Les atteintes morales de la crise écologique à Brazzaville.
a)-L’injustice dans la consommation des biens.
Nous procédons ici à une lecture de la vie à divers niveaux dans la ville de Brazzaville. Que constatons-nous ? D’abord il faut jeter un regard sur les ressources naturelles du pays pour comprendre certaines attitudes. Sur ce, il est mondialement reconnu que le Congo est un pays très riche capable de nourrir nombre d’autres pays en Afrique. Le pétrole, les forêts, les minerais et la multitude des fleuves et des rivières en sont la preuve. Il ne devrait donc pas avoir de pauvres ou de misérables au Congo si la répartition des biens était équitable, ou du moins raisonnable. Ceci en ce sens que chacun recevrait, ne fusse qu’une petite part des ressources naturelles qui sont un don de Dieu à tout les congolais. Mais fort curieusement, l’égoïsme des dirigeants fait qu’il y ai plus de pauvres que de nantis au Congo. Et ces derniers, bien qu’étant eux-mêmes économiquement pauvres, subissent les conséquences d’un développement économique mal géré. Que l’on se rappelle l’effet des effluents liquides et gazeux, des engrais chimiques et pesticides sur la vie et la santé des populations. Nombreux sont ceux qui, à Brazzaville, n’ont pas encore accès à l’eau « potable », soit parce que leurs nappes souterraines sont contaminées ou tout simplement parce qu’ils ne disposent pas de forages. Pendant ce temps il existe des gens qui à longueur de journée ne boivent que l’eau minérale Mayo, Okiessi, Cristal, etc.
Cette injustice est bien remarquable dans plusieurs domaines comme l’occupation de l’espace et la consommation énergétique, donnant ainsi l’impression que les ressources naturelles appartiennent à quelques individus à qui revient le droit d’en indiquer le mode de gestion. Aussi, advient-il souvent que certaines personnes se croient tout permis et agissent sans tenir compte des droits de la collectivité.
b)-L’exploitation pour des besoins de consommation immédiate.
Outre tout ce que nous venons de dire ci-dessus, nombreux est les Brazzavilloises qui, à travers leurs actions sur la nature, manifestent un égoïsme très prononcé. Se croyant peut-être les derniers habitants de la planète, ils s’arrogent le droit de disposer des biens naturels à leur guise. Et la déforestation, l’acidification des sols, la chasse aux éléphants, l’exploitation incontrôlée de certains minerais (l’or de Pounga et les mines de Mindouli par exemple), autant de faits qui peuvent témoigner de cette réalité. Devant ce constat, la finalité de l’activité humaine sur la nature se trouve posée. L’homme n’a-t-il que des droits sur la nature ? Quelle terre compte-t-il laisser aux générations à venir ?
c)-La blessure de l’intégrité de la nature et la menace pour l’homme.

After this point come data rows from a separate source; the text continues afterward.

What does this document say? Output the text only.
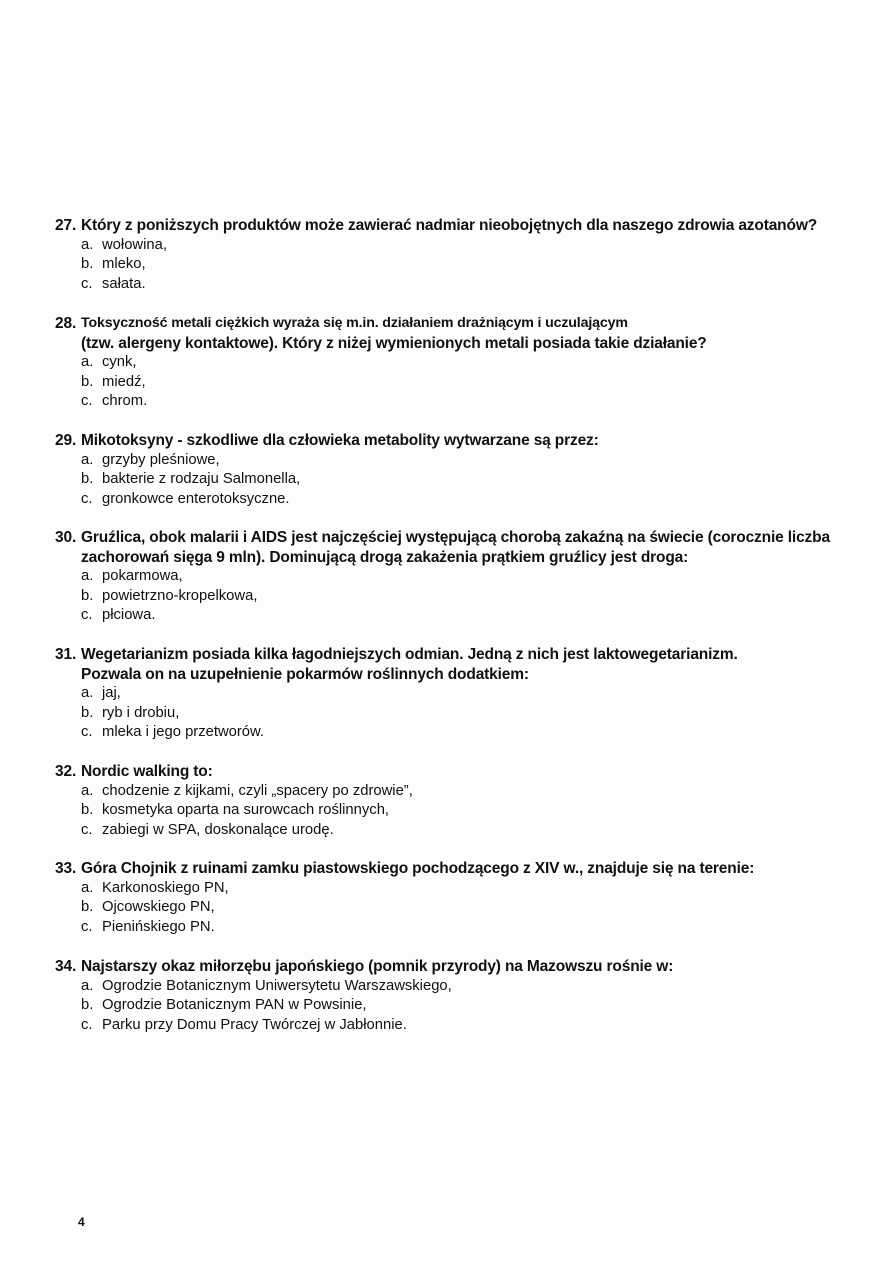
27. Który z poniższych produktów może zawierać nadmiar nieobojętnych dla naszego zdrowia azotanów?
a. wołowina,
b. mleko,
c. sałata.
28. Toksyczność metali ciężkich wyraża się m.in. działaniem drażniącym i uczulającym
(tzw. alergeny kontaktowe). Który z niżej wymienionych metali posiada takie działanie?
a. cynk,
b. miedź,
c. chrom.
29. Mikotoksyny - szkodliwe dla człowieka metabolity wytwarzane są przez:
a. grzyby pleśniowe,
b. bakterie z rodzaju Salmonella,
c. gronkowce enterotoksyczne.
30. Gruźlica, obok malarii i AIDS jest najczęściej występującą chorobą zakaźną na świecie (corocznie liczba
zachorowań sięga 9 mln). Dominującą drogą zakażenia prątkiem gruźlicy jest droga:
a. pokarmowa,
b. powietrzno-kropelkowa,
c. płciowa.
31. Wegetarianizm posiada kilka łagodniejszych odmian. Jedną z nich jest laktowegetarianizm.
Pozwala on na uzupełnienie pokarmów roślinnych dodatkiem:
a. jaj,
b. ryb i drobiu,
c. mleka i jego przetworów.
32. Nordic walking to:
a. chodzenie z kijkami, czyli „spacery po zdrowie”,
b. kosmetyka oparta na surowcach roślinnych,
c. zabiegi w SPA, doskonalące urodę.
33. Góra Chojnik z ruinami zamku piastowskiego pochodzącego z XIV w., znajduje się na terenie:
a. Karkonoskiego PN,
b. Ojcowskiego PN,
c. Pienińskiego PN.
34. Najstarszy okaz miłorzębu japońskiego (pomnik przyrody) na Mazowszu rośnie w:
a. Ogrodzie Botanicznym Uniwersytetu Warszawskiego,
b. Ogrodzie Botanicznym PAN w Powsinie,
c. Parku przy Domu Pracy Twórczej w Jabłonnie.
4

Dans sa lettre aux Romains, st Paul affirme que le désordre est introduit dans le monde suite au péché d’Adam (cf. Rm 5,12). Seulement, on remarque qu’au fur et à mesure que les années passent, la création elle continue d’être victime de certaines transformations dégradantes. Effectivement, comme nous l’avons souligné plus haut, la nature et le milieu environnemental Brazzavillois ne présentent plus la même physionomie que celle qu’ils avaient il y’a cinquante ans. Que se passe-t-il alors ? La réponse est toute simple, la nature est de nos jours objet de plusieurs manipulations. Elle est atteinte dans ses fondements par le comportement de l’homme pour qui malheureusement les conséquences constituent une véritable menace.
Conclusion
Somme toute, les problèmes évoqués ci-dessus situent la question de la crise écologique sur le plan moral. Les Brazzavillois, comme plusieurs personnes à travers le monde, semblent encore ne pas avoir conscience de l’ampleur du phénomène, où semblent avoir mal compris le sens du pouvoir que Dieu a donné sur la création. Les déviations de l’Homme sur la création nous donnent l’impression que le progrès et la sauvegarde de la création sont deux réalités inconciliables. Est-ce vraiment impossible de soumettre la terre (Gnu 1, ), sans pourtant la détruire ? L’exploiter sans l’endommager ?
Quoi qu’il en soit, l’utilisation aveugle des ressources naturelles et ses conséquences, le manque de salubrité autours de nos habitats, engagent une responsabilité morale sérieuse. Faut-il attendre d’être sérieuse rangés par le mal pour agir ? Des deux choses l’une, entre prévenir et guérir, quel est le meilleur remède ? Sans doute, seule la contemplation de la création telle que voulu et sortie des mains du créateur s’avère le moyen incontournable d’inspiration de nos engagements.